In an updated analysis, the authors of the working paper estimated that an earlier version of the current law would reduce drug development spending by 18.5 percent and result in 135 fewer drugs through 2039. That is also far more than the budget office’s estimate of five fewer drugs over two decades under that initial version and seven fewer drugs under the current law.

Discrepancies between the two models can be attributed to a few factors. The budget office’s model, for example, takes into account an increase in demand for drugs as prices decrease and Medicare benefits are expanded, said Rena Conti, a health economist at the Questrom School of Business at Boston University.

While it is plausible that the law will reduce spending on research and development, experts said that claims that it would drastically impair the industry’s ability to produce new, lifesaving treatments were hyperbolic.

That is because a vast majority of new products approved by the Food and Drug Administration are not breakthroughs, but rather new iterations of existing products. The law also specifies that Medicare can negotiate prices for drugs that cost the program a significant amount of money and have been on the market for at least nine years. Under this narrow criteria, breakthrough medications, which typically treat rare diseases, would simply not be considered as candidates for negotiation because they are both new and affect small population sizes.

“It’s intended to focus on long-lived drugs that should have gone generic or gone biosimilar anyway, and for whatever reason haven’t,” Professor Conti said. “The drugs that are there are producing significant spending in the Medicare population.”

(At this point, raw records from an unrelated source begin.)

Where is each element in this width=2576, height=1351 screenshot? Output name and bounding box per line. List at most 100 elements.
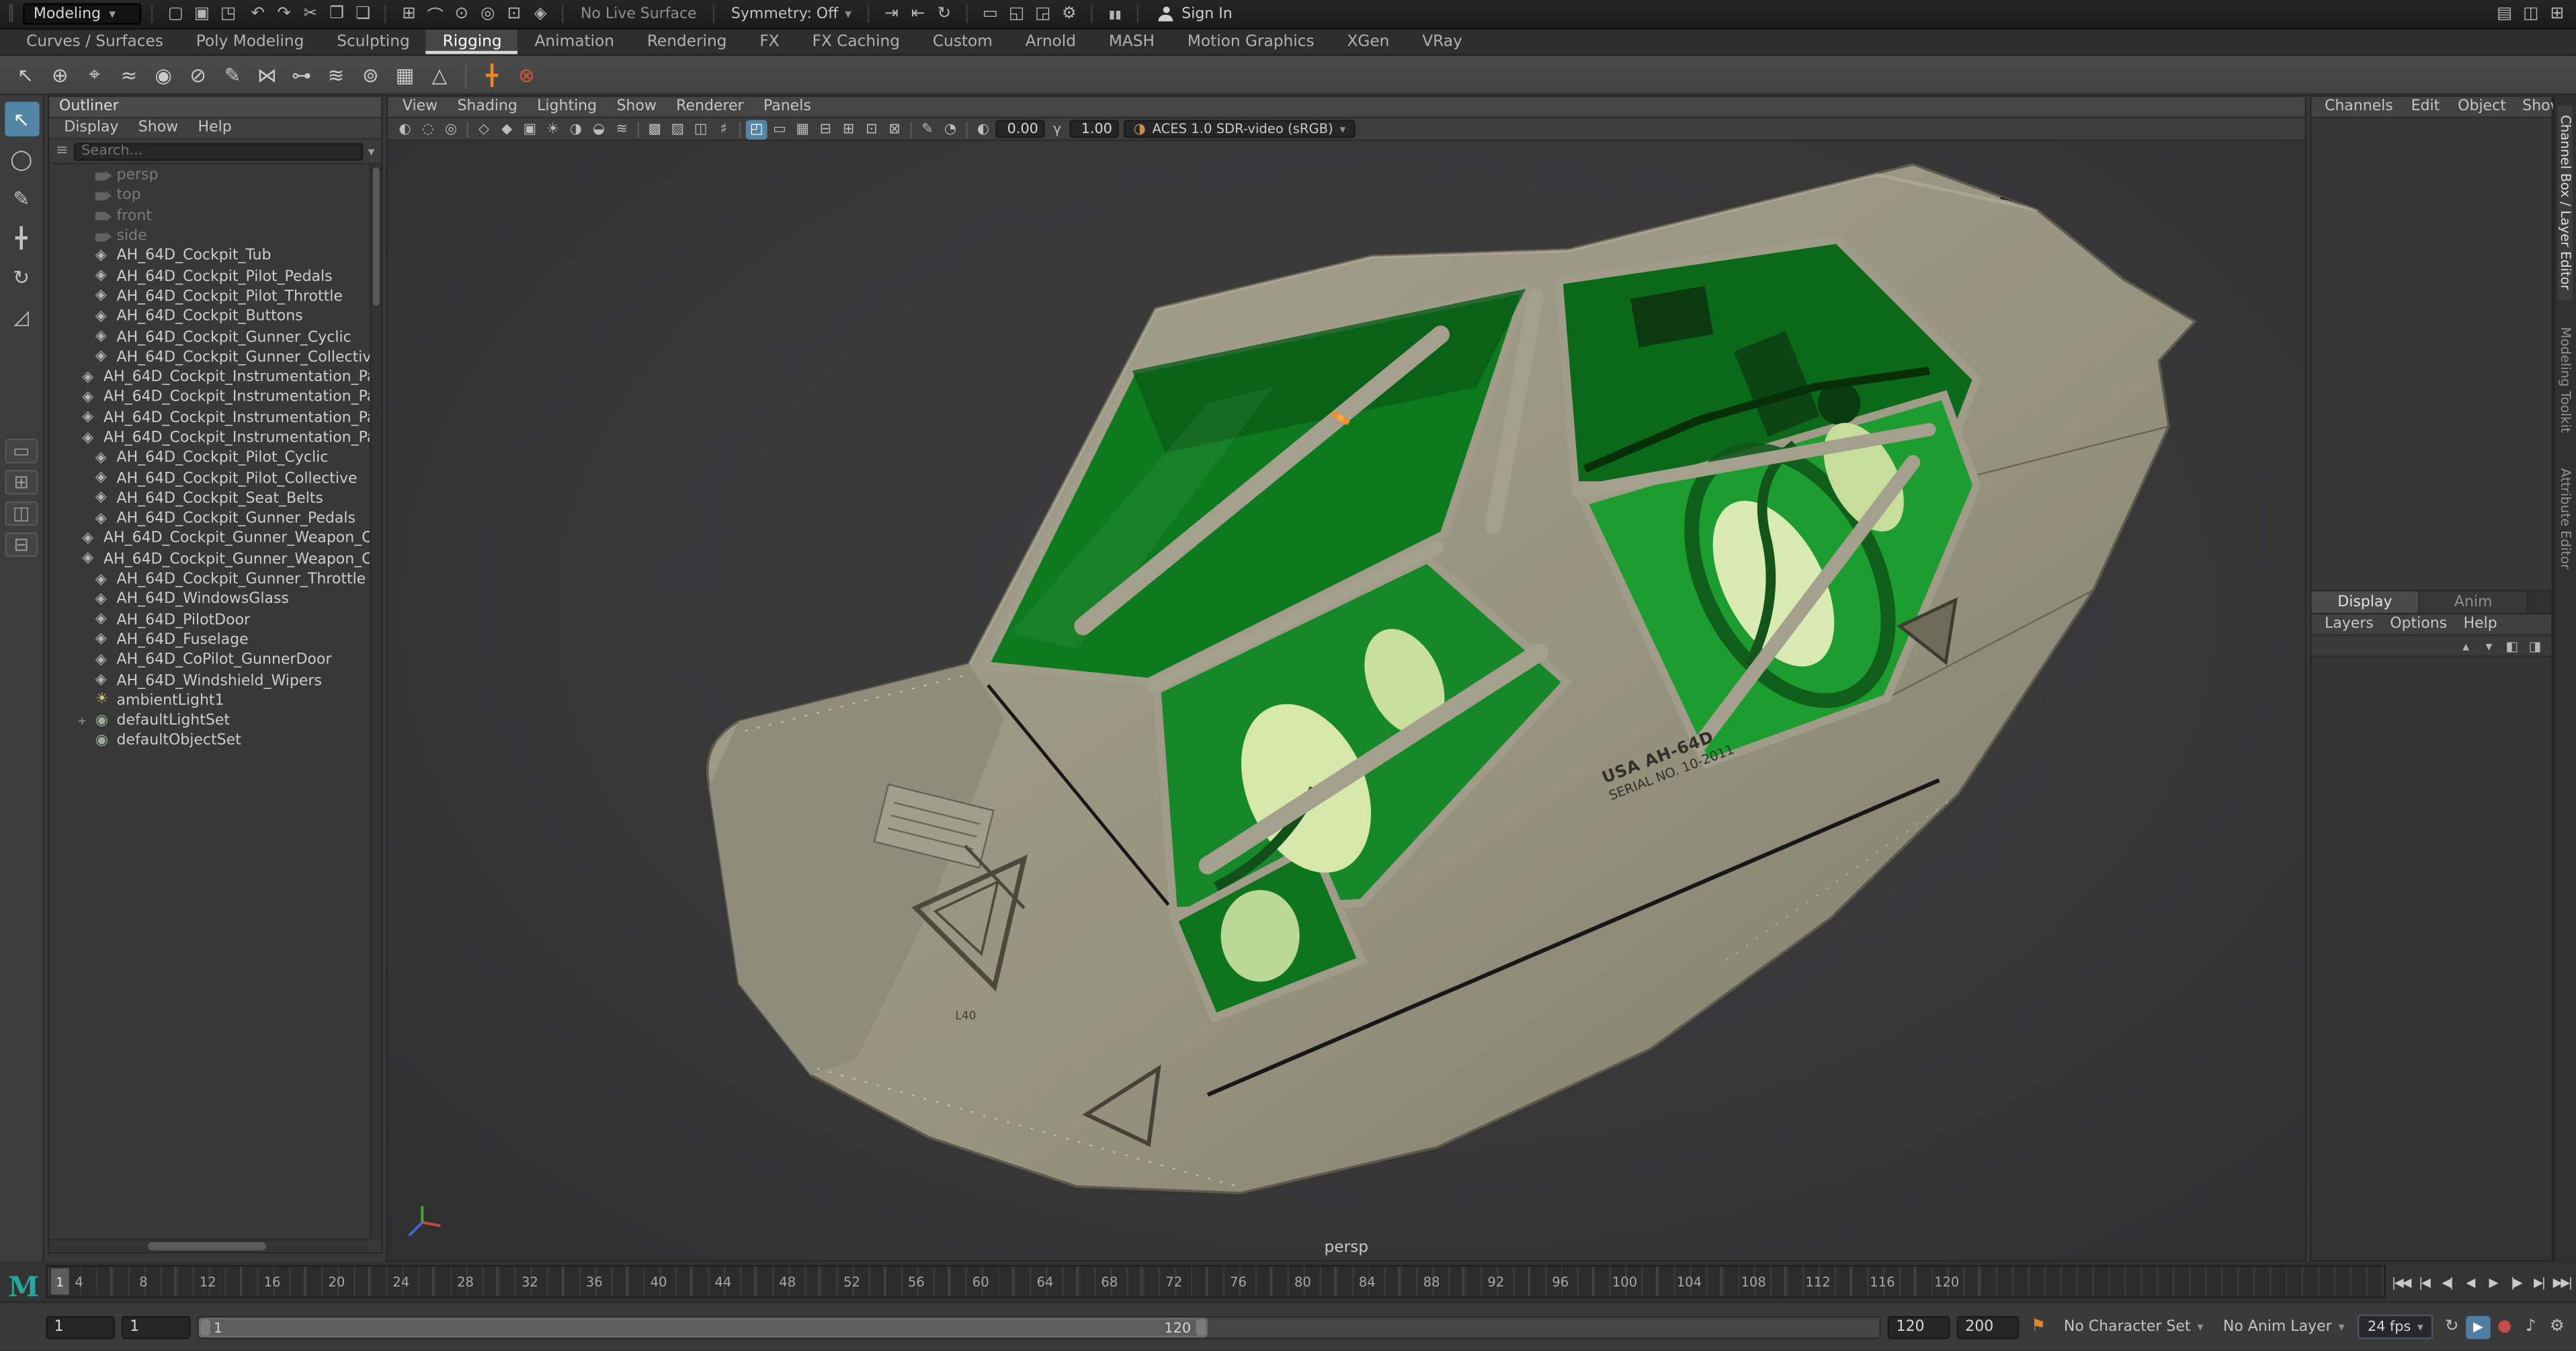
outliner-item[interactable]: AH_64D_Cockpit_Gunner_Collective	[49, 347, 381, 368]
grease-pencil-icon[interactable]: ✎	[917, 119, 938, 138]
render-current-frame-icon[interactable]: ◱	[1004, 3, 1029, 26]
go-to-end-button[interactable]: ▶▶|	[2551, 1268, 2573, 1295]
motion-blur-icon[interactable]: ≋	[611, 119, 632, 138]
menu-set-tab[interactable]: Sculpting	[321, 30, 426, 54]
outliner-menu[interactable]: Help	[190, 120, 240, 136]
filter-icon[interactable]: ≡	[56, 143, 68, 159]
outliner-item[interactable]: AH_64D_Cockpit_Instrumentation_Panels_02	[49, 409, 381, 429]
playback-end-field[interactable]	[1888, 1315, 1951, 1339]
lattice-icon[interactable]: ▦	[389, 59, 420, 90]
fps-dropdown[interactable]: 24 fps	[2358, 1314, 2434, 1340]
open-render-view-icon[interactable]: ▭	[978, 3, 1003, 26]
layer-editor-tab[interactable]: Anim	[2419, 591, 2529, 613]
undo-icon[interactable]: ↶	[245, 3, 270, 26]
sign-in-button[interactable]: Sign In	[1149, 6, 1242, 22]
exposure-icon[interactable]: ◐	[972, 119, 994, 138]
viewport-menu[interactable]: Lighting	[529, 99, 605, 115]
animation-end-field[interactable]	[1956, 1315, 2020, 1339]
channel-list-area[interactable]	[2311, 118, 2552, 592]
exposure-field[interactable]	[995, 120, 1045, 138]
layer-editor-tab[interactable]: Display	[2311, 591, 2420, 613]
channel-box-menu[interactable]: Edit	[2403, 99, 2448, 115]
mute-audio-icon[interactable]: ♪	[2518, 1315, 2543, 1338]
search-input[interactable]	[73, 142, 364, 161]
redo-icon[interactable]: ↷	[272, 3, 296, 26]
blend-shape-icon[interactable]: ≋	[321, 59, 351, 90]
paint-skin-weights-icon[interactable]: ✎	[217, 59, 248, 90]
outliner-item[interactable]: AH_64D_Windshield_Wipers	[49, 671, 381, 691]
outliner-item[interactable]: AH_64D_Cockpit_Buttons	[49, 307, 381, 327]
sidebar-vertical-tab[interactable]: Channel Box / Layer Editor	[2558, 105, 2573, 300]
playback-loop-icon[interactable]: ↻	[2440, 1315, 2464, 1338]
field-chart-icon[interactable]: ⊞	[838, 119, 860, 138]
split-layout-button[interactable]: ⊟	[5, 532, 38, 557]
outliner-item[interactable]: AH_64D_Cockpit_Pilot_Cyclic	[49, 449, 381, 469]
camera-lock-icon[interactable]: ◌	[417, 119, 439, 138]
channel-box-menu[interactable]: Channels	[2317, 99, 2401, 115]
layers-list-area[interactable]	[2311, 657, 2552, 1260]
scale-tool-icon[interactable]: ◿	[4, 299, 38, 333]
view-axis-gizmo[interactable]	[401, 1201, 444, 1244]
four-pane-layout-button[interactable]: ⊞	[5, 470, 38, 495]
sidebar-vertical-tab[interactable]: Modeling Toolkit	[2558, 317, 2573, 442]
panel-layouts-icon[interactable]: ◫	[2518, 3, 2543, 26]
symmetry-dropdown[interactable]: Symmetry: Off	[724, 6, 858, 22]
make-live-icon[interactable]: ◈	[528, 3, 553, 26]
outliner-item[interactable]: + defaultLightSet	[49, 712, 381, 732]
play-forwards-button[interactable]: ▶	[2482, 1268, 2503, 1295]
auto-keyframe-icon[interactable]: ●	[2492, 1315, 2517, 1338]
lights-icon[interactable]: ☀	[542, 119, 564, 138]
drag-grip-icon[interactable]: ║	[7, 6, 15, 22]
constraint-icon[interactable]: ⊗	[511, 59, 542, 90]
bind-skin-icon[interactable]: ◉	[148, 59, 179, 90]
persp-outliner-layout-button[interactable]: ◫	[5, 501, 38, 526]
menu-set-tab[interactable]: Poly Modeling	[179, 30, 321, 54]
paste-icon[interactable]: ❏	[351, 3, 376, 26]
step-forward-key-button[interactable]: |▶	[2505, 1268, 2527, 1295]
snap-to-point-icon[interactable]: ⊙	[449, 3, 474, 26]
outliner-item[interactable]: persp	[49, 166, 381, 186]
menu-set-tab[interactable]: Arnold	[1009, 30, 1092, 54]
workspaces-icon[interactable]: ▤	[2492, 3, 2517, 26]
outliner-item[interactable]: AH_64D_WindowsGlass	[49, 590, 381, 610]
character-set-dropdown[interactable]: No Character Set	[2057, 1319, 2210, 1335]
ik-handle-icon[interactable]: ⌖	[79, 59, 110, 90]
interactive-playback-icon[interactable]: ▶	[2466, 1315, 2491, 1339]
cluster-icon[interactable]: ⊚	[355, 59, 386, 90]
shaded-icon[interactable]: ◆	[496, 119, 517, 138]
step-forward-frame-button[interactable]: ▶|	[2528, 1268, 2550, 1295]
render-settings-icon[interactable]: ⚙	[1056, 3, 1081, 26]
copy-skin-weights-icon[interactable]: ⊶	[286, 59, 317, 90]
output-connections-icon[interactable]: ⇤	[906, 3, 931, 26]
time-slider[interactable]: 4 8 12 16 20 24 28 32 36 40 44 48 52 56 60 64 68 72 76 80 84…	[46, 1265, 2386, 1299]
sidebar-vertical-tab[interactable]: Attribute Editor	[2558, 458, 2573, 579]
bookmark-icon[interactable]: ⚑	[2026, 1315, 2051, 1338]
snap-to-curve-icon[interactable]: ⌒	[423, 3, 448, 26]
pause-icon[interactable]: ▮▮	[1103, 3, 1128, 26]
viewport-menu[interactable]: Show	[608, 99, 665, 115]
menu-set-tab[interactable]: FX	[743, 30, 796, 54]
snap-to-projected-center-icon[interactable]: ◎	[475, 3, 500, 26]
ipr-render-icon[interactable]: ◲	[1030, 3, 1055, 26]
menu-set-tab[interactable]: VRay	[1406, 30, 1479, 54]
menu-set-tab[interactable]: MASH	[1092, 30, 1171, 54]
layer-editor-menu[interactable]: Help	[2455, 616, 2505, 632]
joint-tool-icon[interactable]: ⊕	[44, 59, 75, 90]
open-scene-icon[interactable]: ▣	[190, 3, 214, 26]
snap-to-grid-icon[interactable]: ⊞	[397, 3, 421, 26]
unbind-skin-icon[interactable]: ⊘	[182, 59, 213, 90]
outliner-item[interactable]: AH_64D_Cockpit_Gunner_Cyclic	[49, 327, 381, 347]
shadows-icon[interactable]: ◑	[565, 119, 587, 138]
xray-joints-icon[interactable]: ♯	[713, 119, 735, 138]
safe-title-icon[interactable]: ⊠	[884, 119, 905, 138]
range-start-handle[interactable]	[200, 1318, 210, 1336]
current-frame-marker[interactable]: 1	[50, 1268, 69, 1295]
add-attribute-icon[interactable]: ╋	[476, 59, 507, 90]
outliner-horizontal-scrollbar[interactable]	[49, 1239, 368, 1252]
go-to-start-button[interactable]: |◀◀	[2390, 1268, 2411, 1295]
ao-icon[interactable]: ◒	[588, 119, 610, 138]
step-back-frame-button[interactable]: |◀	[2413, 1268, 2435, 1295]
construction-history-icon[interactable]: ↻	[932, 3, 957, 26]
outliner-item[interactable]: defaultObjectSet	[49, 732, 381, 752]
select-hierarchy-icon[interactable]: ↖	[10, 59, 41, 90]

Professor Sachs also pointed to remarks in 2018 by Alex M. Azar, a former pharmaceutical executive and President Donald J. Trump’s health and human services secretary. The industry issued similar warnings that drug price controls the Trump administration had proposed that year would lead to a huge loss in innovation. In a speech that September, Mr. Azar called such talking points “tired” and “mathematically unbelievable.”